血管を裂くほどの圧力が全身を駆け巡り、骨と筋肉が変形する。
焼けるような激痛と、理性を溶かす奔流。
快感とも苦痛ともつかぬ感覚が精神を削り、芯を食い破っていく。
やがて――そこに残ったのは、もう「ヒト」ではなかった。
心臓は動いていても、心はそこにはない。
***
目を閉じたまま動かない彼女に、研究員たちはざわめく。
覚醒処置を試みるも反応はない。
短い沈黙――一人が装置の操作盤へ駆け寄った。
金属のレバーが引き下げられ、魔術回路と機械配線が同時に作動する。
低く唸る音と共に、装置全体が赤く明滅した。
数秒後、瞼がわずかに震え、光を取り戻す。
生還――いや、稼働再開だ。
「ふぉっふぉっふぉ……どうやら成功したようじゃな」
現れたのは、この計画の総責任者、Dr.レコキスタ。
隣でエリザベートが陶然と笑う。
「ホホホホ……これで“アイナ・クィン”のシステムは、私たちの意のままですわ」
研究員たちは互いに顔を見合わせ、わずかな不安を隠せない。
だがレコキスタは構わず言い放つ。
「うむ、よくやったぞ。
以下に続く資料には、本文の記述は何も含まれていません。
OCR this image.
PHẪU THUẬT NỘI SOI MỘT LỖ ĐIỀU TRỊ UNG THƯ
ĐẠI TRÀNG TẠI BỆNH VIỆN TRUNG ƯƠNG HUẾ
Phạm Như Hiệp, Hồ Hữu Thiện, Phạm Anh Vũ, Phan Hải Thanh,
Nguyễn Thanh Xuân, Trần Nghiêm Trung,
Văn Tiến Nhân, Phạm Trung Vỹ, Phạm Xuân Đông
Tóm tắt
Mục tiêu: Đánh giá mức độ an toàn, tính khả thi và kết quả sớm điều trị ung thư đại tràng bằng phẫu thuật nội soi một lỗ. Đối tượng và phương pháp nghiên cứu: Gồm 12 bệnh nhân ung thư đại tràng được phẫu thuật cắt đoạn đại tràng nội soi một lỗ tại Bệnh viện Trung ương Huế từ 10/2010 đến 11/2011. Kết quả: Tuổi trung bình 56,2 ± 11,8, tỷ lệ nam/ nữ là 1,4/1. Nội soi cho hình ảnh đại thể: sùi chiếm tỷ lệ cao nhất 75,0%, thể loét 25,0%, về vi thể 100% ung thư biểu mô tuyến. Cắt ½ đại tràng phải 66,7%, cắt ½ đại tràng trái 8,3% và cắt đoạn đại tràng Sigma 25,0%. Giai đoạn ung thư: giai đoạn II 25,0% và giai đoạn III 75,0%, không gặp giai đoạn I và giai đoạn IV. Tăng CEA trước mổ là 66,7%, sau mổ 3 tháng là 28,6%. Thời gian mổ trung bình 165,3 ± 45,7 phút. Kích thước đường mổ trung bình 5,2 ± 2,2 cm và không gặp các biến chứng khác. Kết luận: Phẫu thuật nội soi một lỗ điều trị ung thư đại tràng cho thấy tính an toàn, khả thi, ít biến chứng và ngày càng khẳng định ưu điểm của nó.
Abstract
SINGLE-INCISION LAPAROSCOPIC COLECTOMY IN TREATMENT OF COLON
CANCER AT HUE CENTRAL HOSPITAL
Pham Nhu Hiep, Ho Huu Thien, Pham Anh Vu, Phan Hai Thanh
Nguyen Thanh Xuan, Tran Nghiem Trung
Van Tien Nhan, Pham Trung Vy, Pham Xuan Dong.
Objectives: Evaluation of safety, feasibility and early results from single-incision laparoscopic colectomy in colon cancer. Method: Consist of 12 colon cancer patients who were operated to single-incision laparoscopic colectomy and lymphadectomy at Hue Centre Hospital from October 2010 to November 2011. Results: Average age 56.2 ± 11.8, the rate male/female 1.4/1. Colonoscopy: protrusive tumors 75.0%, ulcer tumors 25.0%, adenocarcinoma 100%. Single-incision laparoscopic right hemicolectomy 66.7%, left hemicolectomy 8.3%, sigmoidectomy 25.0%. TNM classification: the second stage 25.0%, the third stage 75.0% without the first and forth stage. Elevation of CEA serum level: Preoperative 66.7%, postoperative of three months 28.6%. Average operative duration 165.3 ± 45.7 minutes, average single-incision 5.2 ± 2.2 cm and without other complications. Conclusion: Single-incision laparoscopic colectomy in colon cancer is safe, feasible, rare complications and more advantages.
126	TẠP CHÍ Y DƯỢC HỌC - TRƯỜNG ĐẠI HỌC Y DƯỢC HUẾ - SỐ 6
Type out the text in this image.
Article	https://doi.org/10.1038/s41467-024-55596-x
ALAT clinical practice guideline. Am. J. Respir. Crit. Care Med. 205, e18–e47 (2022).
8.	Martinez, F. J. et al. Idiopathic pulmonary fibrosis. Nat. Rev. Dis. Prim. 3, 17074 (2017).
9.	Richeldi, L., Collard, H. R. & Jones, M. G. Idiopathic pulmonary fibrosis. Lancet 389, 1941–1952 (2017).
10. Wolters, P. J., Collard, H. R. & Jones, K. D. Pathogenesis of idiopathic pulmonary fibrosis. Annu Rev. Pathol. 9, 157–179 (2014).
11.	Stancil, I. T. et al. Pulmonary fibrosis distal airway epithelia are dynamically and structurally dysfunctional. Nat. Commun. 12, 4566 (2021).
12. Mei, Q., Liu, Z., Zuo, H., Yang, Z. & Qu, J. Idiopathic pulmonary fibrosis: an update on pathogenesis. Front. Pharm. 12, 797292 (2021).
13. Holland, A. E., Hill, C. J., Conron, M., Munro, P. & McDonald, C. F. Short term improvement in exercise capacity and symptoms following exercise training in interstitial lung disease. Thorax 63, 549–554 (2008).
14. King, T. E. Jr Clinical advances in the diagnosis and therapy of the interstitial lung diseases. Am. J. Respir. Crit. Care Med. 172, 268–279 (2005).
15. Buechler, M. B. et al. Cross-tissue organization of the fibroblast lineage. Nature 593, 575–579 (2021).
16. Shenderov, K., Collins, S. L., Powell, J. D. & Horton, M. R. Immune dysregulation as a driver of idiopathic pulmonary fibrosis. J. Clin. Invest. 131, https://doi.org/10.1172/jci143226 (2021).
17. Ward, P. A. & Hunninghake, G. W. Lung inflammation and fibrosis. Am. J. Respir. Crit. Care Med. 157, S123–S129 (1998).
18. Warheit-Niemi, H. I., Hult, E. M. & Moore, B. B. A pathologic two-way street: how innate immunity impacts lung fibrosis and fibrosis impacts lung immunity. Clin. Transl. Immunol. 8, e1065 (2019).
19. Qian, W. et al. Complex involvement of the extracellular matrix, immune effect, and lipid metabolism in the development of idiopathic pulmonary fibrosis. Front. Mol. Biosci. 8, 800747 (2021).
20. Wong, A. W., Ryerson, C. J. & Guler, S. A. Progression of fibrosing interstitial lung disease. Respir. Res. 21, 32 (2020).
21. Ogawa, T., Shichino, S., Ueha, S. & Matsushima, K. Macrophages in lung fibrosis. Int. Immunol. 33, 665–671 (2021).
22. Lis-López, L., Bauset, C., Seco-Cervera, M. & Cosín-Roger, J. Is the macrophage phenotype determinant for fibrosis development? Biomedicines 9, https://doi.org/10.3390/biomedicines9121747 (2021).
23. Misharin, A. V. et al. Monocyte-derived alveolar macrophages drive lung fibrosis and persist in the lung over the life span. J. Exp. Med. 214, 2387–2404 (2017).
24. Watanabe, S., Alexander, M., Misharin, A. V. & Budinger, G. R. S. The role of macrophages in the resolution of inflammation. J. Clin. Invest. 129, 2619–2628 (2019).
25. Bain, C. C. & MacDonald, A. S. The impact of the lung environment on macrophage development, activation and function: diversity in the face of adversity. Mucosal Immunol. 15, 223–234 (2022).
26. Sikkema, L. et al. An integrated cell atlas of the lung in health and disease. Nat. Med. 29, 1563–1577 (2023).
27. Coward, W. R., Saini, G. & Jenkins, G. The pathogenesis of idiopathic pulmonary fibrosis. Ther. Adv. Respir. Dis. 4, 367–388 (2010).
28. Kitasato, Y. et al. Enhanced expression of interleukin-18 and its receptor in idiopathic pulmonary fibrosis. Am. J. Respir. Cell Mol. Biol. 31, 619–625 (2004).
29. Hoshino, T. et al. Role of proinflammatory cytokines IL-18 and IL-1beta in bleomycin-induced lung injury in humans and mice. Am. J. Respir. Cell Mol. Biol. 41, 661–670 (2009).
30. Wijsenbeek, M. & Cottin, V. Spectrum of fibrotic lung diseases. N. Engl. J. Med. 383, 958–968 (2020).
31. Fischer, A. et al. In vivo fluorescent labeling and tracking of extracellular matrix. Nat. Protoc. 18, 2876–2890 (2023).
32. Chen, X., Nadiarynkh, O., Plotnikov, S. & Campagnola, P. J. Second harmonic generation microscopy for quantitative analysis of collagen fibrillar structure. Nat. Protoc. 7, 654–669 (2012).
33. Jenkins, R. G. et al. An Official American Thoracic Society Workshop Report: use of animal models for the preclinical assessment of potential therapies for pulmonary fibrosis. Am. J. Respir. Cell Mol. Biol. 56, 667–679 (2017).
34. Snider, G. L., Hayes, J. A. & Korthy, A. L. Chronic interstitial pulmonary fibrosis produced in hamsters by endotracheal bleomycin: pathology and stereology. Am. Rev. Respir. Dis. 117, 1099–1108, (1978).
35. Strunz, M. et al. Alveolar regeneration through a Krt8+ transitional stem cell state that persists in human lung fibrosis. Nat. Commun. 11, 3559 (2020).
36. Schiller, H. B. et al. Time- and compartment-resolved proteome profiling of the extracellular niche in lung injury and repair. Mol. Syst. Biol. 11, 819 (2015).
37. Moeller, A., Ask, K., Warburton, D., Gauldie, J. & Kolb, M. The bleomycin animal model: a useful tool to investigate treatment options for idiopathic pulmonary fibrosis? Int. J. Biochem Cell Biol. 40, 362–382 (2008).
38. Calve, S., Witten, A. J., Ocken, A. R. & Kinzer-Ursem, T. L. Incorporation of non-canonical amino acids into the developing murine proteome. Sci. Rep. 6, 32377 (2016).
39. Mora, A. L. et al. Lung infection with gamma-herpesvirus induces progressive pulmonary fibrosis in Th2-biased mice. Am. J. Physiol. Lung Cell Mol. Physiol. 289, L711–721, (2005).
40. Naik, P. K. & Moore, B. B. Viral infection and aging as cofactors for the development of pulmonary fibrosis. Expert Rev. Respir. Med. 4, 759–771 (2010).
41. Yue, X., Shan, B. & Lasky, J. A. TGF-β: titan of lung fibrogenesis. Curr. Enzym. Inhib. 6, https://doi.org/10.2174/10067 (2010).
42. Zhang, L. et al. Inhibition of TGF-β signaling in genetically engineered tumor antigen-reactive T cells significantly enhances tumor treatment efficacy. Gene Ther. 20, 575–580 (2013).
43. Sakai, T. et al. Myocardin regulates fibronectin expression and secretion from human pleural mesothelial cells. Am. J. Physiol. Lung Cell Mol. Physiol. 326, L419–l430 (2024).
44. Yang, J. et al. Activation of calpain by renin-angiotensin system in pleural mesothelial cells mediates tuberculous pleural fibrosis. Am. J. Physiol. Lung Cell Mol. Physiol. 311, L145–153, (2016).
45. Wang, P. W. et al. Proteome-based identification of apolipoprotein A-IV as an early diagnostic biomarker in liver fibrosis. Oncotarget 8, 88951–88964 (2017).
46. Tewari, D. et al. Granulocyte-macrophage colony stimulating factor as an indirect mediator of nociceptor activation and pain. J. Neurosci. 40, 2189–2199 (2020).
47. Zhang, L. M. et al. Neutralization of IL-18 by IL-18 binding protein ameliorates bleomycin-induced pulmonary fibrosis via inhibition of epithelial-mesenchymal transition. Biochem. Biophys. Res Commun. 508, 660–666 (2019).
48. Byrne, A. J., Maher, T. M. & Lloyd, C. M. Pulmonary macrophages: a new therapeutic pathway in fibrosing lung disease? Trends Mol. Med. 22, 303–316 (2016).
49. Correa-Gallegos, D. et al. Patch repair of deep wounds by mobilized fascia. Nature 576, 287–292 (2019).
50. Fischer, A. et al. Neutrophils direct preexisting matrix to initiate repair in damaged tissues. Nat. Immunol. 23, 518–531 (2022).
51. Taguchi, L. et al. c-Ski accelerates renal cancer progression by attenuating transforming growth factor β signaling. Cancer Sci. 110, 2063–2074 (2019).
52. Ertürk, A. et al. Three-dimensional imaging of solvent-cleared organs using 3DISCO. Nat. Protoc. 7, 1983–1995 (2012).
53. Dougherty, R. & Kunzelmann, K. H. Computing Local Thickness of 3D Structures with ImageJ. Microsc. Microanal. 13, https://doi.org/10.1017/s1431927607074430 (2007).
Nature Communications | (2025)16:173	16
これで儂の研究も次の段階に進む」
その言葉で空気は一変した。
拍手も歓声もない。
だが全員の瞳が、狂信的な光で満ちる。
***
少女たちは別室へ移送された。
そこは無機質な灰色の壁に囲まれた実験室。
中央に立つのは、すでに改造を終えた者たち。
金属光沢の肌、機械仕掛けの硬い関節。
その瞳には、もう何の焦点も宿っていない。
白衣の男たちが近づき、無造作に注射器を突き立てた。
瞬間、身体が痙攣を起こす。
ビクリと全身が跳ね上がり、筋肉が異常収縮を繰り返す。
口から泡が零れ、眼球は白目を剥く。
やがて動きが止まり、糸の切れた人形のように床へ崩れ落ちた。
研究員たちは満足げに頷き、その場を離れる。
残されたのは、冷却装置の唸りと、横たわる無機質な人影だけだった。